A simple checklist may work wonders as it takes our assumptions out and looks at things in an unbiased way. I have seen an investor making final decisions based on carefully crafted checklist using 50–60 mental models. The chances of missing out becomes less.
In everyday life we get busy, we make choices and decide hundreds of times a day, and we need to do that in split seconds. We decide on the fly. You don’t think -let me just run through my checklist once and then decide -no; it doesn’t work that way. We need to develop intuition. And it comes only by practice. But when there are high stakes and important to decide accurately, checklists help so much.
You know, humility is a noble quality. Being humble lets you learn more and improve. Learning about these, and even reading in general, could lift you up so much.
You know, learning doesn’t go waste. It’s there somewhere in your brain. Whether you know about it or not, some day, some time, you may use certain things that probably you never knew existed.
Call it intuition, intelligence or maturity, or combination of those, you act in a certain way which otherwise you wouldn’t have been able to. You don’t have to overboard reading about all the mental models and get bored, but reading them and thinking deeply about them may help in future.

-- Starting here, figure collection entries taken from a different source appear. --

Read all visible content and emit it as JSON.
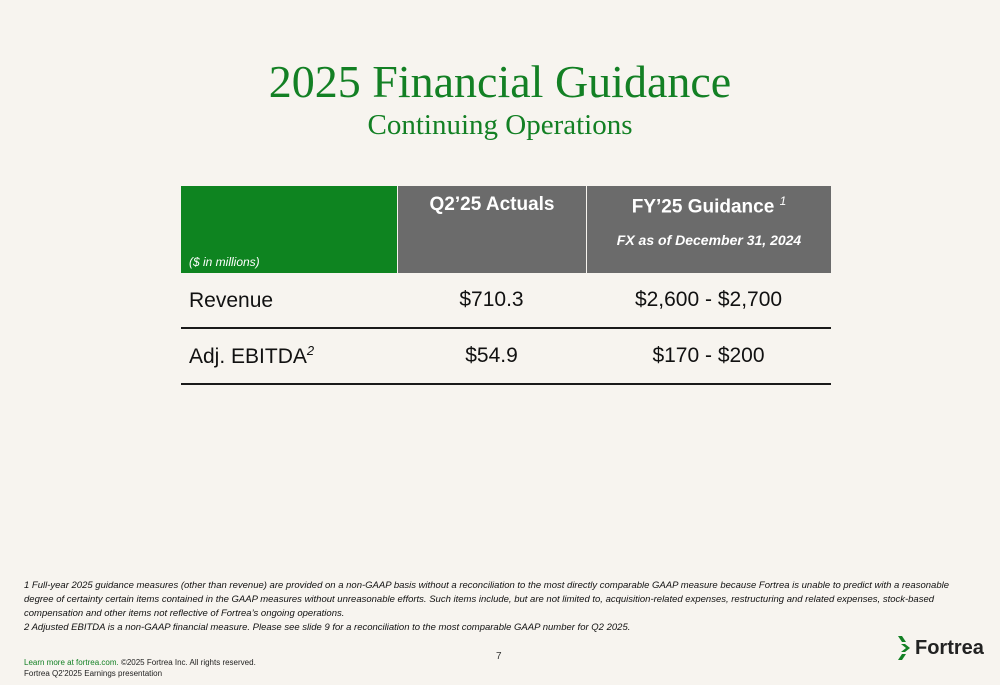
{
  "title": "2025 Financial Guidance",
  "subtitle": "Continuing Operations",
  "table": {
    "unit_label": "($ in millions)",
    "col_q2": "Q2’25 Actuals",
    "col_fy": "FY’25 Guidance",
    "col_fy_note": "1",
    "col_fy_sub": "FX as of December 31, 2024",
    "rows": [
      {
        "label": "Revenue",
        "note": "",
        "q2": "$710.3",
        "fy": "$2,600 - $2,700"
      },
      {
        "label": "Adj. EBITDA",
        "note": "2",
        "q2": "$54.9",
        "fy": "$170 - $200"
      }
    ]
  },
  "footnotes": {
    "f1": "1 Full-year 2025 guidance measures (other than revenue) are provided on a non-GAAP basis without a reconciliation to the most directly comparable GAAP measure because Fortrea is unable to predict with a reasonable degree of certainty certain items contained in the GAAP measures without unreasonable efforts. Such items include, but are not limited to, acquisition-related expenses, restructuring and related expenses, stock-based compensation and other items not reflective of Fortrea’s ongoing operations.",
    "f2": "2  Adjusted EBITDA is a non-GAAP financial measure. Please see slide 9 for a reconciliation to the most comparable GAAP number for Q2 2025."
  },
  "page_number": "7",
  "legal": {
    "link": "Learn more at fortrea.com.",
    "copyright": " ©2025 Fortrea Inc. All rights reserved.",
    "presentation": "Fortrea Q2'2025 Earnings presentation"
  },
  "logo_text": "Fortrea",
  "colors": {
    "brand_green": "#138024",
    "header_gray": "#6b6b6b",
    "background": "#f7f4ef"
  }
}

Some books and resources that helped me, which I think can be beneficial for you are below (No affiliation with any of these). All the best.
- Influence by Robert Cialdini
- Fooled by Randomness by Nassim Nicholas Taleb
- How do we decide by Jonah Lehrer
- The art of thinking clearly by Rolf Dobelli
- How to win friends and Influence people by Dale Carnegie
- Thinking Fast and slow by Daniel Kahneman
- The checklist Manifesto by Atul Gawande
- Mental Models : here, here and here.